Despite decades of research and impressive strides in driving down mortality from leukemia, two simple facts remain: Not much is known about a cause, and cancers of the blood are notorious for their ability to repel chemotherapy.
"Leukemia is all about cells that got the wrong signals," said Dr. Arlene Redner, associate chief of oncology at Schneider Children's Hospital in New Hyde Park. "Instead of growing and maturing, they suffer from arrested development and crowd the normal cells out of the bone marrow."
An estimated 245,225 people in the United States are living with, or are in remission from, leukemia. An estimated 44,790 new U.S. cases are expected to have been diagnosed this year.

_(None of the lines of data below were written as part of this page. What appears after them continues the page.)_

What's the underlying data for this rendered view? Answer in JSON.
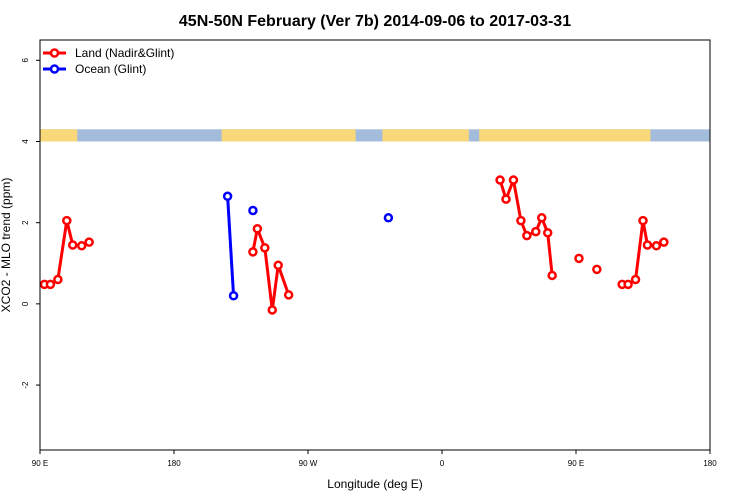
{
  "chart_data": {
    "type": "line",
    "title": "45N-50N February (Ver 7b)   2014-09-06 to 2017-03-31",
    "xlabel": "Longitude (deg E)",
    "ylabel": "XCO2 - MLO trend (ppm)",
    "x_tick_labels": [
      "90 E",
      "180",
      "90 W",
      "0",
      "90 E",
      "180"
    ],
    "y_tick_labels": [
      "-2",
      "0",
      "2",
      "4",
      "6"
    ],
    "y_ticks": [
      -2,
      0,
      2,
      4,
      6
    ],
    "xlim": [
      90,
      540
    ],
    "ylim": [
      -3.6,
      6.5
    ],
    "legend_position": "top-left",
    "land_strip": {
      "y_range": [
        4.0,
        4.3
      ],
      "land_color": "#F8D878",
      "ocean_color": "#A4BCDC"
    },
    "series": [
      {
        "name": "Land (Nadir&Glint)",
        "color": "#FF0000",
        "segments": [
          [
            [
              93,
              0.48
            ],
            [
              97,
              0.48
            ],
            [
              102,
              0.6
            ],
            [
              108,
              2.05
            ],
            [
              112,
              1.45
            ],
            [
              118,
              1.43
            ],
            [
              123,
              1.52
            ]
          ],
          [
            [
              233,
              1.28
            ],
            [
              236,
              1.85
            ],
            [
              241,
              1.38
            ],
            [
              246,
              -0.15
            ],
            [
              250,
              0.95
            ],
            [
              257,
              0.22
            ]
          ],
          [
            [
              399,
              3.05
            ],
            [
              403,
              2.58
            ],
            [
              408,
              3.05
            ],
            [
              413,
              2.05
            ],
            [
              417,
              1.68
            ],
            [
              423,
              1.78
            ],
            [
              427,
              2.12
            ],
            [
              431,
              1.75
            ],
            [
              434,
              0.7
            ]
          ],
          [
            [
              452,
              1.12
            ]
          ],
          [
            [
              464,
              0.85
            ]
          ],
          [
            [
              481,
              0.48
            ],
            [
              485,
              0.48
            ],
            [
              490,
              0.6
            ],
            [
              495,
              2.05
            ],
            [
              498,
              1.45
            ],
            [
              504,
              1.43
            ],
            [
              509,
              1.52
            ]
          ]
        ]
      },
      {
        "name": "Ocean (Glint)",
        "color": "#0000FF",
        "segments": [
          [
            [
              216,
              2.65
            ],
            [
              220,
              0.2
            ]
          ],
          [
            [
              233,
              2.3
            ]
          ],
          [
            [
              324,
              2.12
            ]
          ]
        ]
      }
    ]
  }
}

The public face of leukemia is often that of a child, such as 6-year-old Julianna Buttner of Farmingville, for whom more than 2,600 lined up last weekend to see if they could be bone-marrow donors. In reality, blood cancers are diseases of aging. The median age of people with leukemia is 66. The cancer strikes 10 times more adults than children.
Two forms of leukemia occur in childhood: ALL, acute lymphocytic leukemia; and AML, acute myelogenous leukemia. An estimated 80 percent of pediatric leukemias are ALL, Redner said, and 20 percent are AML. Buttner has ALL.
For adults, the incidence is reversed: 80 percent of cases are AML, and 20 percent are ALL.
ALL has one of the highest cure rates for any form of cancer affecting children. But current treatments - which mostly rely on a combination of chemotherapeutic drugs - do not always work long-term.
"Despite the fact that we celebrate the [successful] outcomes for most children with ALL, 20 percent of these patients relapse," said Dr. William Carroll, director of the cancer institute at NYU's Langone Medical Center in Manhattan.
Relapses are also common in AML, which has numerous subtypes. Some lead to a rapid episode of drug resistance. "Some children overexpress certain genes," Carroll said of strands of DNA that bear the blueprint for drug resistance.
When remissions cannot be sustained, doctors ramp up to the next step - a bone-marrow transplant, preferably from a closely matched, related donor. Bone marrow is the spongy tissue of the skeletal system. It harbors stem cells, the source from which all blood cells emerge. An infusion of healthy stem cells can result in a cancer-free blood supply.
Another source can be banked umbilical cord blood, which is rich in embryonic stem cells. Cord blood may ultimately help patients who cannot find matches in their families or communities, said Deborah Banker, a vice president at the Leukemia and Lymphoma Society's headquarters in Mamaroneck.
With adult stem cells, she said, doctors must match eight markers between donor and recipient; with embryonic cells that number is cut in half. But cord blood is expensive and in short supply.
Sometimes a wide net must be cast to find a donor.
Alex Mele, a 15-year-old leukemia patient from Coram, has had three donor drives. But so far no luck.
Alex's father, Lou, said specific groups of people may hold the key. "What the doctors tell me is that somebody of a Mediterranean background might give him better odds," Lou Mele said. "But I'll take any anybody. I'll take somebody from Oompah Oompah land if they're a match."